During an October 2020 appearance on NBC’s Today, Orman admitted, "I was one fender bender away from being paralyzed and a quadriplegic." Had things gone another way, she conceded, "I wouldn’t have had anybody to blame but myself."
Suze Orman learned a big lesson from her health scare
If Suze Orman has demonstrated any one characteristic throughout her life, it’s that she sees every hardship encountered as an opportunity to learn and grow.

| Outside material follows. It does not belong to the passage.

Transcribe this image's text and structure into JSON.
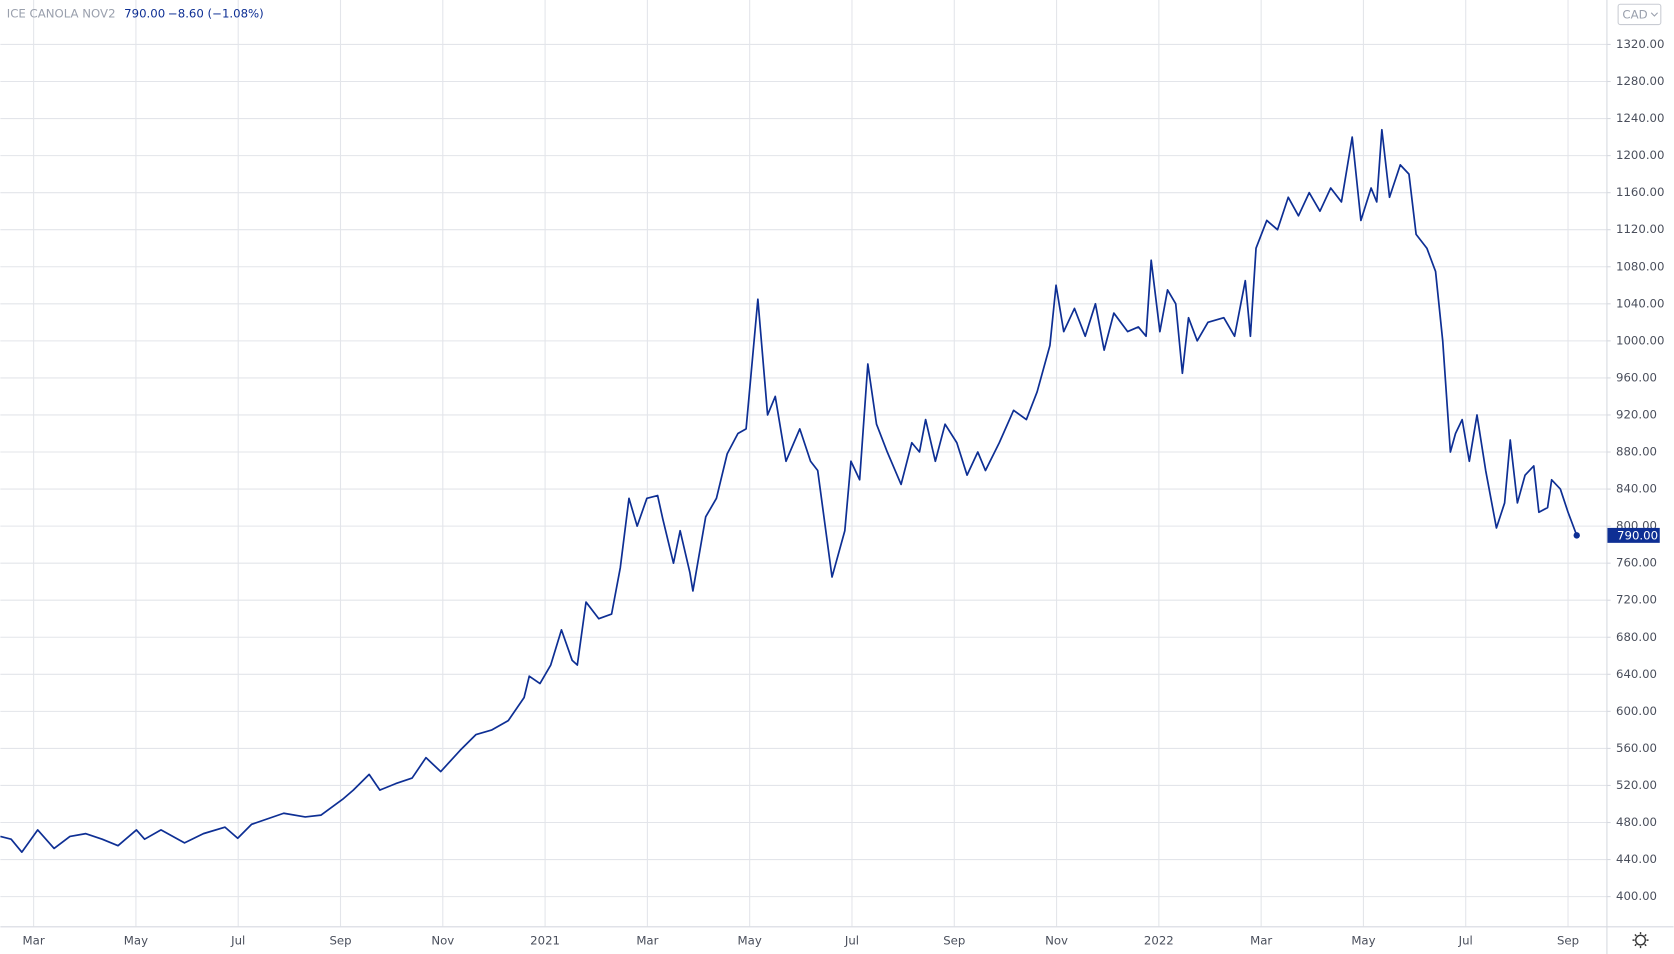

Being diagnosed with a tumor on her spine after months of convincing herself her symptoms weren’t as bad as they really were, she told The Tamron Hall Show, proved to be a major wakeup call.
"For years, I’ve been known for the saying, ‘People first, then money, then things,’" Orman said of the crucial lesson she’d learned. "My new saying is ‘Health first, then money, then things.’ You can have all the money in the world … but without your health, it means absolutely nothing."
"Suze learned a huge lesson: and that lesson is when your body speaks to you, listen," Orman’s wife, Kathy "KT" Travis, told People. "Suze always spent her life taking care of everybody else. She takes care of millions of strangers. She takes care of me. She takes care of our family. She’s always, always putting people first. That’s her credo: People first, then money, then things. Now I think she’s learned that she needs to listen to her own body. It was shouting at her."